H.M.K.’nun görev-asliye hukuk mahkemelerinin görevi başlıklı 2. maddesi; “(1)Dava konusunun değer ve miktarına bakılmaksızın malvarlığı haklarına ilişkin davalarla, şahıs varlığına ilişkin davalarda görevli mahkeme, aksine bir düzenleme bulunmadıkça asliye hukuk mahkemesidir. (2)Bu Kanunda ve diğer kanunlarda aksine düzenleme bulunmadıkça, asliye hukuk mahkemesi diğer dava ve işler bakımından da görevlidir.” hükmünü amirdir.
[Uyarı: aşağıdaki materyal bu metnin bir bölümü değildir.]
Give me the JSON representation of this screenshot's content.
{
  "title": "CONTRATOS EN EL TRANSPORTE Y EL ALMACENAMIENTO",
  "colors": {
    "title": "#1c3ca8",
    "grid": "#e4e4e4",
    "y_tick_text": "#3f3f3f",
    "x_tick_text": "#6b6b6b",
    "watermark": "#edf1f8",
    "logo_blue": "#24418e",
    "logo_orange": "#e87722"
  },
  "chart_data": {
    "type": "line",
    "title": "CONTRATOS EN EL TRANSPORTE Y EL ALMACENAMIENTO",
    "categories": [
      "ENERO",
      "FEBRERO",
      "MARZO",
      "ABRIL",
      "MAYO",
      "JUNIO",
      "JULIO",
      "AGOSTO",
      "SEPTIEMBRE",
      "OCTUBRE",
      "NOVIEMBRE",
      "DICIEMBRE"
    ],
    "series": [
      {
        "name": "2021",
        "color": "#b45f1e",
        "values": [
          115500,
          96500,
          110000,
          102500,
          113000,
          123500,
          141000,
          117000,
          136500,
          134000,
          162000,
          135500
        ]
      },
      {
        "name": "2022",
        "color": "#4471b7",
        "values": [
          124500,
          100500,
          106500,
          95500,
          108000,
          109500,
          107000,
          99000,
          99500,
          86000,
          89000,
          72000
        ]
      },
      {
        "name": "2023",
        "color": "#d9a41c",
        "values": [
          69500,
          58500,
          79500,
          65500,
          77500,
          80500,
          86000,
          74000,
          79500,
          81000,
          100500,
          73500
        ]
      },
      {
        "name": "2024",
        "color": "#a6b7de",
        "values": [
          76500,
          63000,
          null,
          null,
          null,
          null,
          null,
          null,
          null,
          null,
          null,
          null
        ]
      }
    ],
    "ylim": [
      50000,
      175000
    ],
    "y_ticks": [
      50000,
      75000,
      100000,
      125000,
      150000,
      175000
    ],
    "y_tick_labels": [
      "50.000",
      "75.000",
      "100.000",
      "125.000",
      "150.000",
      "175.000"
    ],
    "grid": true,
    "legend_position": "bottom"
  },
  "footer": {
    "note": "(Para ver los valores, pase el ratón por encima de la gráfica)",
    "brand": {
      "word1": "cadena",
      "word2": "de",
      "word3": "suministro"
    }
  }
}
H.M.K.’nun dava şartları başlıklı 114. maddesi; “(1)Dava şartları şunlardır: a)Türk mahkemelerinin yargı hakkının bulunması. b)Yargı yolunun caiz olması. c)Mahkemenin görevli olması. ç)Yetkinin kesin olduğu hâllerde, mahkemenin yetkili bulunması. d)Tarafların, taraf ve dava ehliyetine sahip olmaları; kanuni temsilin söz konusu olduğu hâllerde, temsilcinin gerekli niteliğe sahip bulunması. e)Dava takip yetkisine sahip olunması. f)Vekil aracılığıyla takip edilen davalarda, vekilin davaya vekâlet ehliyetine sahip olması ve usulüne uygun düzenlenmiş bir vekâletnamesinin bulunması. g)Davacının yatırması gereken gider avansının yatırılmış olması. ğ)Teminat gösterilmesine ilişkin kararın gereğinin yerine getirilmesi. h)Davacının, dava açmakta hukuki yararının bulunması. ı)Aynı davanın, daha önceden açılmış ve hâlen görülmekte olmaması. i)Aynı davanın, daha önceden kesin hükme bağlanmamış olması. (2)Diğer kanunlarda yer alan dava şartlarına ilişkin hükümler saklıdır.” hükmünü amirdir.
H.M.K.’nun dava şartlarının incelenmesi başlıklı 115. maddesi; “(1) Mahkeme, dava şartlarının mevcut olup olmadığını, davanın her aşamasında kendiliğinden araştırır. Taraflar da dava şartı noksanlığını her zaman ileri sürebilirler. (2)Mahkeme, dava şartı noksanlığını tespit ederse davanın usulden reddine karar verir. Ancak, dava şartı noksanlığının giderilmesi mümkün ise bunun tamamlanması için kesin süre verir. Bu süre içinde dava şartı noksanlığı giderilmemişse davayı dava şartı yokluğu sebebiyle usulden reddeder. (3)Dava şartı noksanlığı, mahkemece, davanın esasına girilmesinden önce fark edilmemiş, taraflarca ileri sürülmemiş ve fakat hüküm anında bu noksanlık giderilmişse, başlangıçtaki dava şartı noksanlığından ötürü, dava usulden reddedilemez.” hükmünü amirdir.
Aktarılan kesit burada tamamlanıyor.